A statement by the Collective to Defend the Right to Housing today asks "January 12, 2013: What are the Memories? Where are the Lessons?"
Some have suggested that recent commentaries on the relief and reconstruction effort in Haiti have focused too much on the negative. Mario Joseph of the Bureau des Avocats Internationaux today offered some examples of successes:
We have seen tremendous progress in the justice system’s ability and willingness to respond to gender-based violence since the earthquake. Our office had trials in seven rape cases in 2012, and all resulted in convictions. These cases worked because grassroots women’s groups made them work. Poor women and girl victims of rape are some of the most marginalized in the world, but they were able to work within a challenged justice system to enforce their own rights. This is what building back better looks like.
And the Institute for Justice and Democracy in Haiti’s Beatrice Lindstrom added, “This progress is sustainable and has a ripple effect. Everyone involved has improved advocacy skills that can be used the rest of their lives. Prosecuting rape frees women to participate more fully in Haiti’s economic, political and social spheres.
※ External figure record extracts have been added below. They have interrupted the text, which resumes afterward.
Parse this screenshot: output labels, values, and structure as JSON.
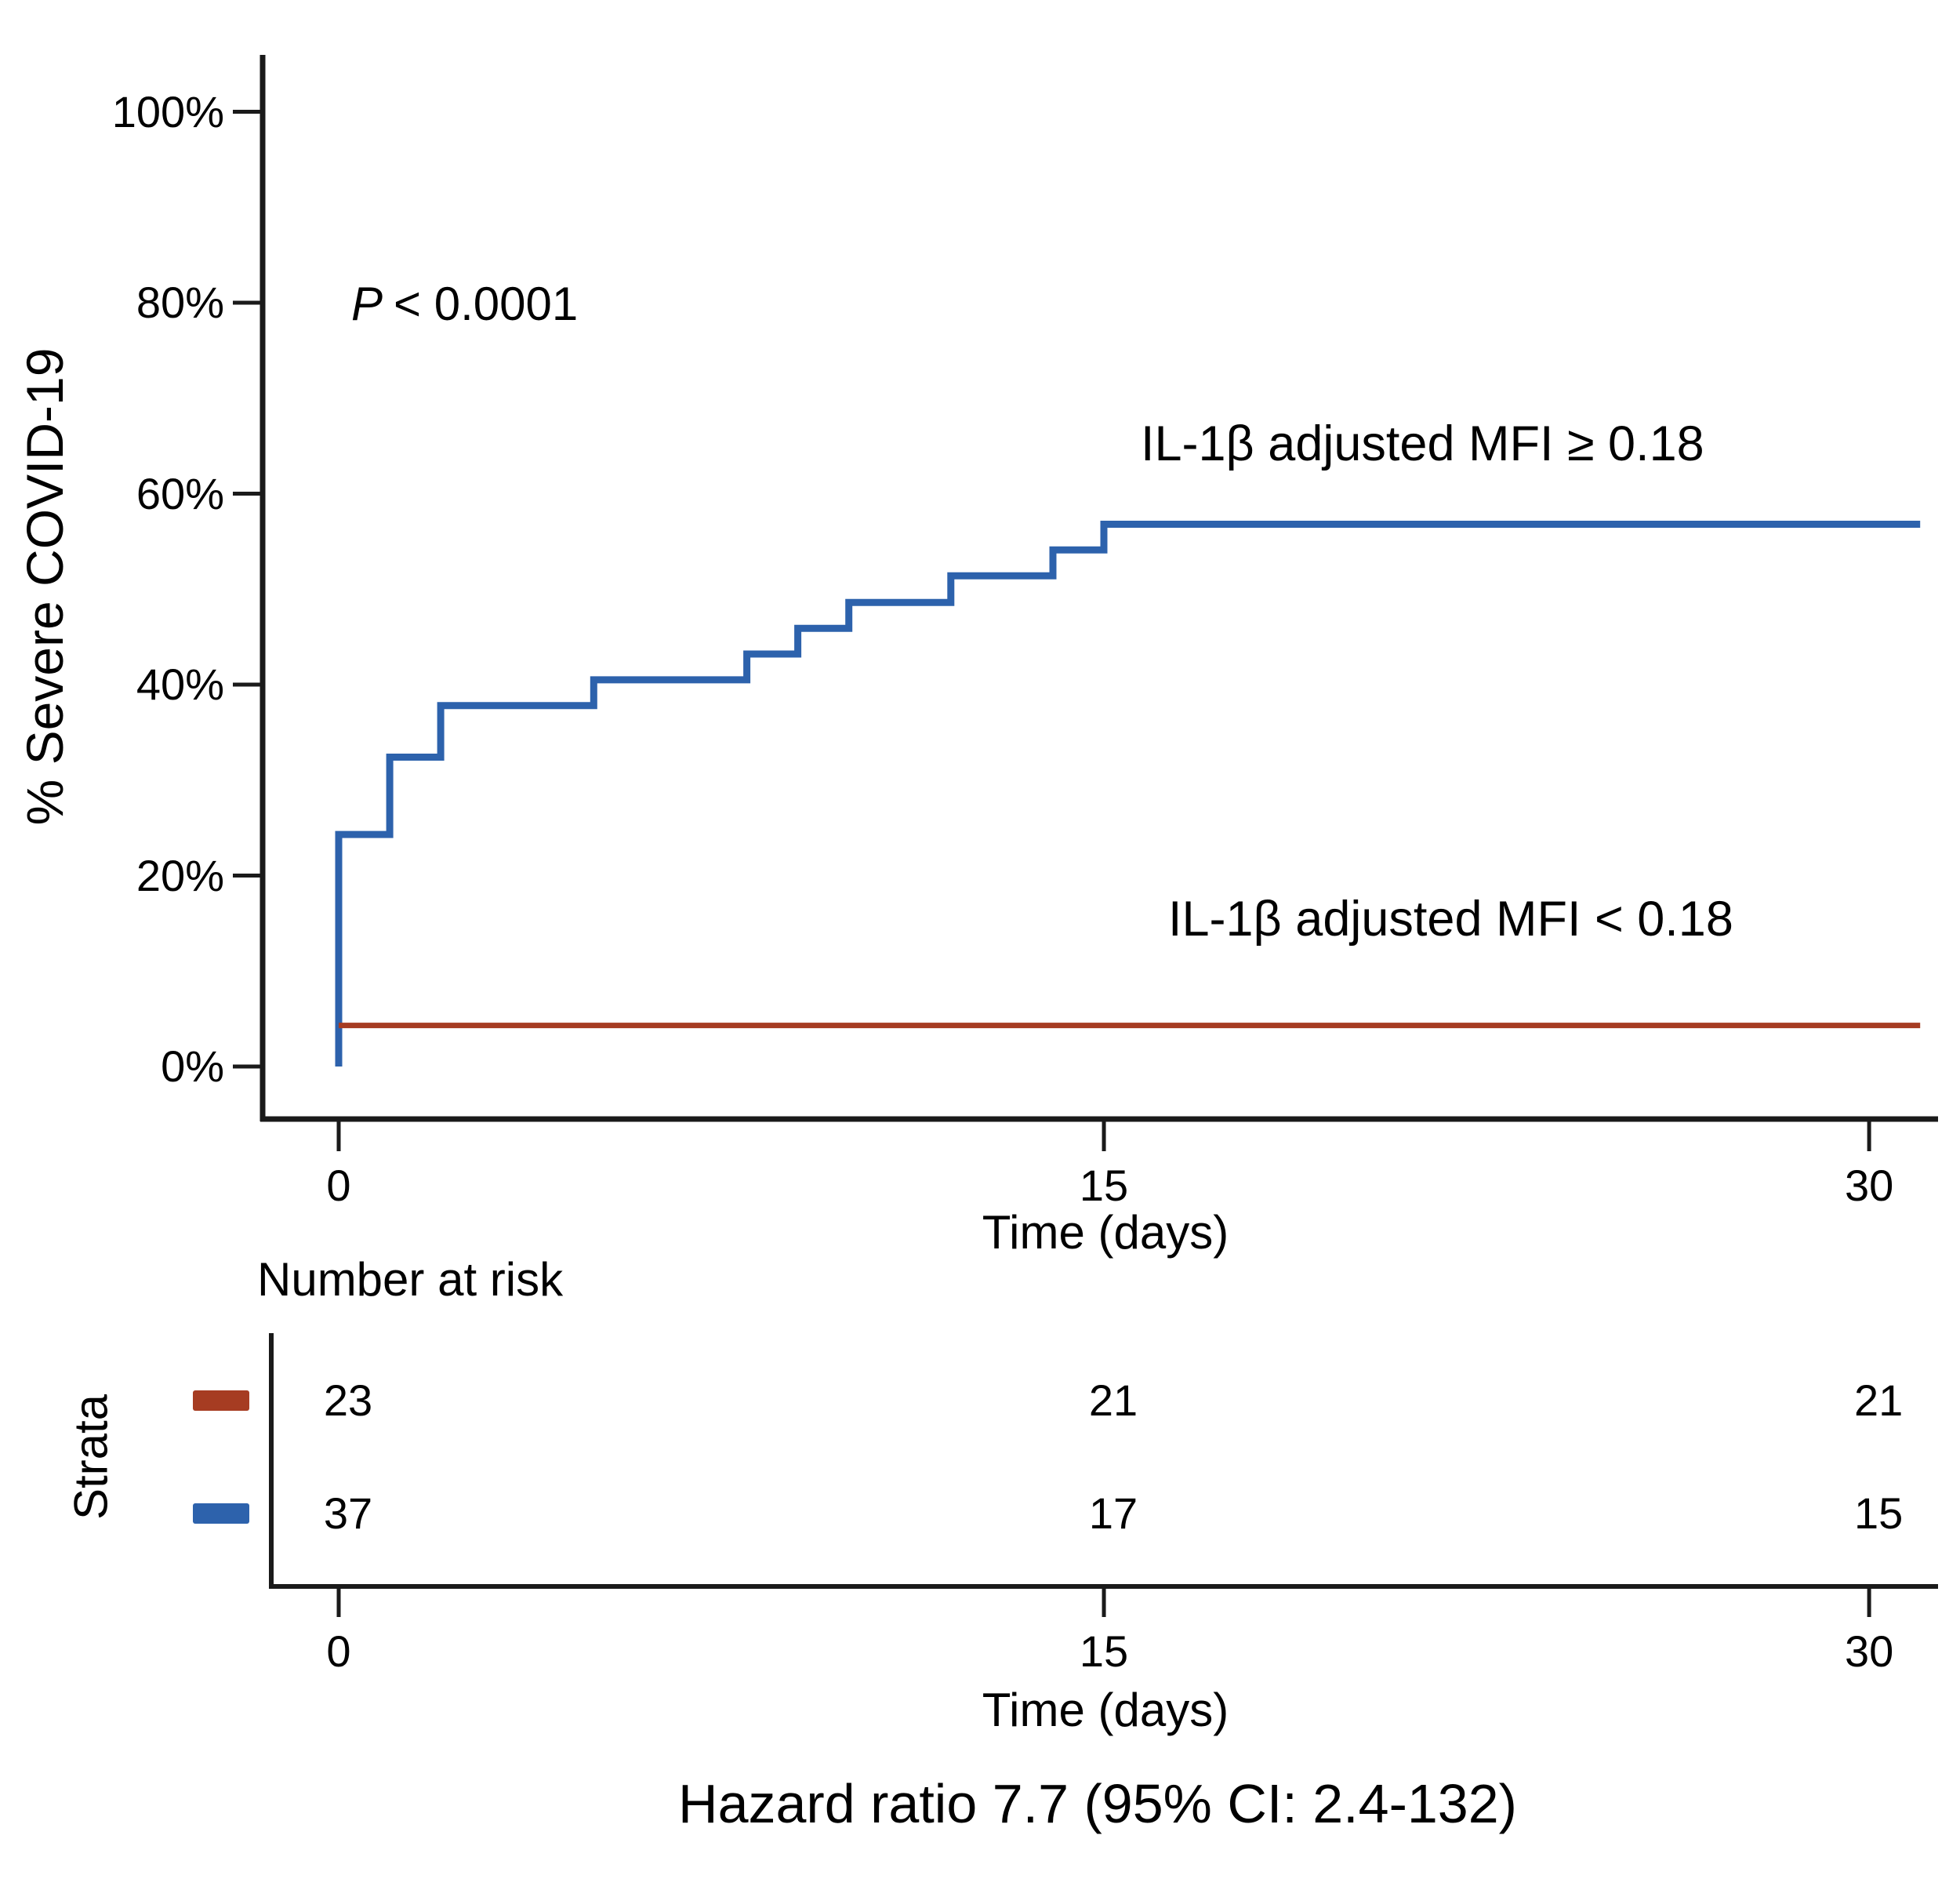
{
  "figure": {
    "background": "#ffffff",
    "p_value": {
      "label": "P",
      "value": "< 0.0001"
    }
  },
  "chart_data": {
    "type": "line",
    "subtype": "kaplan-meier-step",
    "title": "",
    "xlabel": "Time (days)",
    "ylabel": "% Severe COVID-19",
    "xlim": [
      0,
      31
    ],
    "ylim": [
      0,
      100
    ],
    "x_ticks": [
      0,
      15,
      30
    ],
    "y_ticks": [
      0,
      20,
      40,
      60,
      80,
      100
    ],
    "y_tick_suffix": "%",
    "grid": false,
    "legend_position": "inline-annotations",
    "annotation_p_value": "P < 0.0001",
    "series": [
      {
        "name": "IL-1β adjusted MFI ≥ 0.18",
        "color": "#2d62ac",
        "step": true,
        "points": [
          [
            0,
            0
          ],
          [
            0,
            24.3
          ],
          [
            1,
            32.4
          ],
          [
            2,
            37.8
          ],
          [
            5,
            40.5
          ],
          [
            8,
            43.2
          ],
          [
            9,
            45.9
          ],
          [
            10,
            48.6
          ],
          [
            12,
            51.4
          ],
          [
            14,
            54.1
          ],
          [
            15,
            56.8
          ],
          [
            31,
            56.8
          ]
        ]
      },
      {
        "name": "IL-1β adjusted MFI < 0.18",
        "color": "#a63c22",
        "step": true,
        "points": [
          [
            0,
            4.3
          ],
          [
            31,
            4.3
          ]
        ]
      }
    ],
    "risk_table": {
      "title": "Number at risk",
      "strata_label": "Strata",
      "time_points": [
        0,
        15,
        30
      ],
      "rows": [
        {
          "stratum": "IL-1β adjusted MFI < 0.18",
          "color": "#a63c22",
          "counts": [
            23,
            21,
            21
          ]
        },
        {
          "stratum": "IL-1β adjusted MFI ≥ 0.18",
          "color": "#2d62ac",
          "counts": [
            37,
            17,
            15
          ]
        }
      ]
    },
    "footer": "Hazard ratio 7.7 (95% CI: 2.4-132)"
  }
}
That benefits the women, their families and the country.”
One aspect of the international response to Haiti over the past three years that has been little considered in the major media is the racism, stereotyping and prejudices included in much of the media coverage itself. A study by University of Connecticut professors and students examines how Haiti’s depiction in the U.S. media may affect Americans’ approach to aid:
The media play a prominent role in shaping public perception of foreign countries, and such stereotypes of Haiti can often be found across the spectrum of the U.S. media, according to UConn professor of public policy Thomas Craemer. This is a problem, he says, not only because those epithets can paint a misleading picture, but because they can also affect how American citizens and governments act.
“I think there is a chance that these stereotypes can affect foreign aid and foreign policy,” Craemer says.